Observe the following points each time that you train.
- Always warm up. Even for a quick workout, you need to prepare your body for more rigorous work. Walk briskly for five minutes before you exercise. This warm-up includes walking quickly around the house, the yard, or in the parking lot at the office.
- Work all major muscle groups. Be sure to do exercises for your upper body, your lower body, and your core a minimum of twice a week.
- Apply program variables. Even for short workouts, training frequency, exercise selection, order, amount of weight, number of reps, number of sets, and your rest periods are all still important components.
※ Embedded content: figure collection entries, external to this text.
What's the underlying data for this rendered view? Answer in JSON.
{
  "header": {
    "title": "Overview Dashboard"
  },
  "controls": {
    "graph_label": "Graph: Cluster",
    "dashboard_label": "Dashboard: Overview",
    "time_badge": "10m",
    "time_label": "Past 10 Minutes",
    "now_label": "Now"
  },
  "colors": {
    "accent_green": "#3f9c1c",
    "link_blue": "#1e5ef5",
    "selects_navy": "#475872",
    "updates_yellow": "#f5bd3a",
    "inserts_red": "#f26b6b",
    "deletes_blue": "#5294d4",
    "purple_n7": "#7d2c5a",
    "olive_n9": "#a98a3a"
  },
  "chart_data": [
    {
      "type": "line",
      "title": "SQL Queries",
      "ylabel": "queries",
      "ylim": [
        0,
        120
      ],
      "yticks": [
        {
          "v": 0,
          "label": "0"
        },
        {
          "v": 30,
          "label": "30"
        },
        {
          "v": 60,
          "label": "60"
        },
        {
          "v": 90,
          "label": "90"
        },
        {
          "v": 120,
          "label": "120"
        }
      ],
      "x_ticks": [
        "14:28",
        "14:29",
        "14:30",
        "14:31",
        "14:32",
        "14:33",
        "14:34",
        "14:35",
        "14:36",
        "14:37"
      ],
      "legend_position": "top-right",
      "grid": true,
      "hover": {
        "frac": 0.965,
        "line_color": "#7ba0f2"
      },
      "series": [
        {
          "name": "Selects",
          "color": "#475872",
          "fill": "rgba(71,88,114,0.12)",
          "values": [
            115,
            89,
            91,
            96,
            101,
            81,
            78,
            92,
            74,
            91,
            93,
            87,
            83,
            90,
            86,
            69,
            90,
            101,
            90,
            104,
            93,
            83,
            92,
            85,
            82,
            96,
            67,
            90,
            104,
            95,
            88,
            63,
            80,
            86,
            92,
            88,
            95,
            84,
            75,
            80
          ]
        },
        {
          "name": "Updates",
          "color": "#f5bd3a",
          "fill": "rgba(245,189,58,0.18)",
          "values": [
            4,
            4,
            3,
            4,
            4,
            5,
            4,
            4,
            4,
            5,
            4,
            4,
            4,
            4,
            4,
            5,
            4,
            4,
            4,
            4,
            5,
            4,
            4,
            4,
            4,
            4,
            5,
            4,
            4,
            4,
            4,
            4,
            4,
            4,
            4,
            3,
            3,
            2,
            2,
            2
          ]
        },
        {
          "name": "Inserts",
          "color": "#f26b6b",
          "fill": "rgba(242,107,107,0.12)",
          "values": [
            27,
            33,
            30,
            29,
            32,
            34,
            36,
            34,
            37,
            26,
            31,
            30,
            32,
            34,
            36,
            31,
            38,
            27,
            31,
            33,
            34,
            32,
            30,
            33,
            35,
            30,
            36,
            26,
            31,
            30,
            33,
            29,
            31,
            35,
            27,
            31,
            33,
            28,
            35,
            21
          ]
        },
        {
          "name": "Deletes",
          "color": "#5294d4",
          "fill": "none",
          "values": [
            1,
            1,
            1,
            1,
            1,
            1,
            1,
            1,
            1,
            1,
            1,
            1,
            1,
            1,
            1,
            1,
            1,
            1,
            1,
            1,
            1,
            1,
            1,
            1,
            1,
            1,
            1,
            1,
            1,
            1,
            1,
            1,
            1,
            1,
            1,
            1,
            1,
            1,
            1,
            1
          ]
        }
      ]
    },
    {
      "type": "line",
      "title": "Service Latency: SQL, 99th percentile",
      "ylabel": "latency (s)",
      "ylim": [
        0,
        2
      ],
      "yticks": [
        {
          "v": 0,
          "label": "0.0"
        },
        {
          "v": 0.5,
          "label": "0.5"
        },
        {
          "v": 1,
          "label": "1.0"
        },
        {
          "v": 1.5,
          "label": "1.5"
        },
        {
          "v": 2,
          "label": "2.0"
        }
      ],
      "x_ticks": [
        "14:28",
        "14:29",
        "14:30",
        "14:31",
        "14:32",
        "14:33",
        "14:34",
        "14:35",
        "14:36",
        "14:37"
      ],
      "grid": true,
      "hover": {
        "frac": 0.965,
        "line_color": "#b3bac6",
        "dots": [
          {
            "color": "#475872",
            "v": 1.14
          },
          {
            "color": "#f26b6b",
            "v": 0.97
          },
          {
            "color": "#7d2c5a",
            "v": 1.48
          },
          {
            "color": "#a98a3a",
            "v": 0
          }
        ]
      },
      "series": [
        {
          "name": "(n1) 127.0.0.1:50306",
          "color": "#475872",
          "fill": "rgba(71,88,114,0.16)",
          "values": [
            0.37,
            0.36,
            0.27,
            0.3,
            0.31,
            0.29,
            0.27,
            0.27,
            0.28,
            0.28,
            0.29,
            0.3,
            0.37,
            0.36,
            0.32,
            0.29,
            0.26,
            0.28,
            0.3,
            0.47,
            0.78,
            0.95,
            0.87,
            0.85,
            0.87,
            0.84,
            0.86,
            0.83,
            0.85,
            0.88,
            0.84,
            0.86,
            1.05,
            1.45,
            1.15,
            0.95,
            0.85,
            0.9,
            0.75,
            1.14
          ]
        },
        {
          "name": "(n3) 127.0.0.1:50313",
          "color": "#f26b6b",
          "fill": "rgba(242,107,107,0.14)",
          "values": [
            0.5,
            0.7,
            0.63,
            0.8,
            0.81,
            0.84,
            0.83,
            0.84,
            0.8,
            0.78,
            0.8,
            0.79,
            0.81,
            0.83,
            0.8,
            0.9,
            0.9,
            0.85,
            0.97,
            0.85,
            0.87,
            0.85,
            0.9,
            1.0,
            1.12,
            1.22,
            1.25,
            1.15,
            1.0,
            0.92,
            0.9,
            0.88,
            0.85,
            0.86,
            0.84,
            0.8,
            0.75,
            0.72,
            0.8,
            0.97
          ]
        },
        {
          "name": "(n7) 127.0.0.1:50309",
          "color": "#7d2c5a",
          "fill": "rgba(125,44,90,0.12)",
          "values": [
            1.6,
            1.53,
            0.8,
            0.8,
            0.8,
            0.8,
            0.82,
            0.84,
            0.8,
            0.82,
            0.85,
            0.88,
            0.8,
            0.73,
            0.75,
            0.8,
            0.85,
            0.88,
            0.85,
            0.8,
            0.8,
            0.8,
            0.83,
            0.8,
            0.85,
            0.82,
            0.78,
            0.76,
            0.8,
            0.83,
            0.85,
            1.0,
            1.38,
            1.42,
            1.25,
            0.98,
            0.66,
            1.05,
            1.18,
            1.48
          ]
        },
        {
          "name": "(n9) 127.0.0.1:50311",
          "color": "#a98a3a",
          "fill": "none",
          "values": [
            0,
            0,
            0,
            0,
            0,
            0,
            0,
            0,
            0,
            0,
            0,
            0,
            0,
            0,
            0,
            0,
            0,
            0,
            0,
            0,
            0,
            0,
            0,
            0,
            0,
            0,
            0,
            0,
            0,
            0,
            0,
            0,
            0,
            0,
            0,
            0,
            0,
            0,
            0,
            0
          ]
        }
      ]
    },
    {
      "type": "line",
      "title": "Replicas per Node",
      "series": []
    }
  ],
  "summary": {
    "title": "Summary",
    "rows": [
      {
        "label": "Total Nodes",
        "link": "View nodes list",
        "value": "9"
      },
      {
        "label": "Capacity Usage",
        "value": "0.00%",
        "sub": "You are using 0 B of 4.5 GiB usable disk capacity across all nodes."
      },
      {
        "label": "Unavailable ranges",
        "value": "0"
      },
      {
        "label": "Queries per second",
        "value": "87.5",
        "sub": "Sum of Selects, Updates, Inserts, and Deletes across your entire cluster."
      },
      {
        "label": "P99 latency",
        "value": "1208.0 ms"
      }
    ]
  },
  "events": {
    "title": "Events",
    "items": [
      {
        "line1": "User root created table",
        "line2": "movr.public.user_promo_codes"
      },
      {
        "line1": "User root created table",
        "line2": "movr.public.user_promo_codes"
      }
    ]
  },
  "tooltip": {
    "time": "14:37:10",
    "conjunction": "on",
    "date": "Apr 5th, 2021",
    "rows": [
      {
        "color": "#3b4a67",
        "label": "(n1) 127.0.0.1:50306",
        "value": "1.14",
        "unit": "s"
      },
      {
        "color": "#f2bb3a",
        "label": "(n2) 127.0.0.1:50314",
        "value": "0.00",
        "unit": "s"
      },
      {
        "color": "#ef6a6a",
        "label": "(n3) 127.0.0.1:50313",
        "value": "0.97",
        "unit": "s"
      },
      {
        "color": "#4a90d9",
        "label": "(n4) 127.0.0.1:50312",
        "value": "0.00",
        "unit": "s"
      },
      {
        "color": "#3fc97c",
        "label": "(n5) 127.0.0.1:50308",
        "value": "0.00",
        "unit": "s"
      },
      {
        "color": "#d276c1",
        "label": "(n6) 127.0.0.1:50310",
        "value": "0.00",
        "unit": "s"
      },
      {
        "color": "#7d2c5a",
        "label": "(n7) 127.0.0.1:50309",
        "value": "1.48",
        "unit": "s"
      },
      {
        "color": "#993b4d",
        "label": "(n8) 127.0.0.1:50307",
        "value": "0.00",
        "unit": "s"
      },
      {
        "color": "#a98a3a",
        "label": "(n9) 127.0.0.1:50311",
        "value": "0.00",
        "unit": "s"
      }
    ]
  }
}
Just because you’re doing a quickie workout does not mean that you can throw all the weight training principles out the window. All the rules still apply.
- Train in one minute sets. In general, one set of a particular exercise takes approximately one minute. If each rep requires two seconds up, a brief pause, and two seconds down, plan on five to six seconds per rep. Therefore, a set of 10-12 reps takes roughly one minute.
- Alternate upper and lower body exercises. When you want to reduce the waiting time during rest periods, switch between upper and lower body exercises so that one part of your body rests while the other works. Save your core exercises for last.
- Mix in stretching exercises. To be even more efficient, use your rest periods for stretches that target the muscle that you just worked. You can stretch your body all throughout the workout, and you won’t need extra time for a stretching segment at the end.